When, in the later years of high school, drugs like weed, cocaine, ecstasy, and meth became part of the arsenal to feed my addiction, it was not about racial identity, because few black kids I knew tried any of them. It was affluent white kids who were drug users and sellers. As early as junior high, if one wanted some weed, you would get it from white kids. My being a black with many white friends, meant I always had access to drugs and made black kids look up to me. I remember my black friends coming to me with what they had bought, thinking it was weed and I would laugh when I realized that these cool kids I wanted to be like didn’t even know weed from oregano. They were getting played.

I had indulged in the use of many drugs, but it wasn’t until I reached my mid-twenties that I actually understood what people really mean when they speak of addiction. Before this, I had no problem picking up and putting down drugs. I didn’t feel they controlled me. I didn’t have to have them and never stressed about needing them. But at 24 when I started using crack cocaine all this changed. I no longer was in control. I became consumed in the endless effort of getting the money I needed to get my issue. Using became my only focus. I wasn’t able to think about anything other than what I needed to do to get my next hit.

I sometimes wonder what meeting my birth family might have been like if I never had used rock cocaine, because it just so happened that my biological dad and mom both had struggled with the same drug throughout their lifetimes. And what happens when addicts get together? In my experience, they use, and that’s just what occurred during the time I spent getting to know these very important people who gave me life. We hung out like we were long time friends on an endless mission to stay high. “How great is this,” I remember thinking. “I get to meet my birth family and I’m getting high at the same time.” Everything was just perfect. I couldn’t believe how cool it seemed to have my cake and eat it too. But the reality was that there was nothing cool about it. Even though over time we all realized that this was not a good situation, we still kept it up.

I returned home to California and swore that the next time I touched down in Louisiana things would be different. But when I returned to the bottom of the map, there we were again. Same people, same drugs, and the same destructive cycles. I feel responsible for my biological mother’s relapse. My dad, like myself, had been actively using most of his life, I didn’t feel responsible for him.
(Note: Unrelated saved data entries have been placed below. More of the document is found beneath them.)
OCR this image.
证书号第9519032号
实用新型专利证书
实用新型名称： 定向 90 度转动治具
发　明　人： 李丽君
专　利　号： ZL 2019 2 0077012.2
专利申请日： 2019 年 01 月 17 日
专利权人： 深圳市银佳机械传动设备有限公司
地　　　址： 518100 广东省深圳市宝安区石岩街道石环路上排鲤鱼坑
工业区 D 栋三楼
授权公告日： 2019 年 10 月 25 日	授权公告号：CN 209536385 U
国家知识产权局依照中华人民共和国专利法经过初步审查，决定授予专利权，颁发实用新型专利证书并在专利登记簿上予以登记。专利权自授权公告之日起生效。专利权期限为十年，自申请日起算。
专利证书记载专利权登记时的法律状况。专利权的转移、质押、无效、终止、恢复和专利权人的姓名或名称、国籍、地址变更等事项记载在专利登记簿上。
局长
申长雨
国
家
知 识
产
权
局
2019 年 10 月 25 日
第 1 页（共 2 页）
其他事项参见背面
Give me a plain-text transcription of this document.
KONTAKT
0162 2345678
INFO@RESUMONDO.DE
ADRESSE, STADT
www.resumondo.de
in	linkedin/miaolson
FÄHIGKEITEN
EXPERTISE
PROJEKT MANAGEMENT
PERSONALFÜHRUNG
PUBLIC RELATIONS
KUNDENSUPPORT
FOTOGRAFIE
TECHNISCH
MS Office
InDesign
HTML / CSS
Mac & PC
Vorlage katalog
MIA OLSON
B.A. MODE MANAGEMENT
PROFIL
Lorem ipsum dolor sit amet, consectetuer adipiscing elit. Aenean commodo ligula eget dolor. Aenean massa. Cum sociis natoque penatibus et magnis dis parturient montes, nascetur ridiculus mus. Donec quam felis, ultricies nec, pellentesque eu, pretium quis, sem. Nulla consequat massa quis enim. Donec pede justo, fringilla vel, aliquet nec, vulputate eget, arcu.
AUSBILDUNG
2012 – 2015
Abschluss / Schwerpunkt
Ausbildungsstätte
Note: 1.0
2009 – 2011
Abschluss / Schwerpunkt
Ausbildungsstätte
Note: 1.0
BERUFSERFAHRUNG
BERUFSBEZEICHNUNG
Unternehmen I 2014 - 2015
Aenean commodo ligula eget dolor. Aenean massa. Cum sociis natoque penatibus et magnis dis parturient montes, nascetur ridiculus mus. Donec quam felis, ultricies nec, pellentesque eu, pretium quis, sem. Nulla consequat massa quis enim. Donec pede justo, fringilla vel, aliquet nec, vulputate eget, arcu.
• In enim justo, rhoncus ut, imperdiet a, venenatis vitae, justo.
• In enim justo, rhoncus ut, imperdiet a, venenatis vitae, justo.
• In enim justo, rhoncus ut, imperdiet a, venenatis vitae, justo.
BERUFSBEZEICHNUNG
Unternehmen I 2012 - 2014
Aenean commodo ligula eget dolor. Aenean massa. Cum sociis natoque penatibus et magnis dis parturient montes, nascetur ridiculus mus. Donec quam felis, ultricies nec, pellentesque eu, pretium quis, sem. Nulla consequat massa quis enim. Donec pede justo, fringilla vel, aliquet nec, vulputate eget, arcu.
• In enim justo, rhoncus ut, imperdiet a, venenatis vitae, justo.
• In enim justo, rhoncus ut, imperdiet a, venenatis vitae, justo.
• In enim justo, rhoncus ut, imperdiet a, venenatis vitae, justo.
On my third trip to Louisiana, I lived for a while with my father, his new wife, and her son in a suburb near New Orleans on the west bank of the Mississippi. There I was introduced to Mardigras, Drive Through Daiquiris, and pickled pig lips. Open containers of alcohol were legal and you could buy liquor twenty-four-hours a day. This was a big change from the 2 a.m last call in California. I now understood why New Orleans was such a popular place for people to vacation and party. Now that I’m living a sober life and am a member of AA fellowship, I can relate when others tell stories about when they went to party in New Orleans and were lucky to live through it without drinking themselves to death. For an alcoholic, New Orleans Louisiana can mean suicide.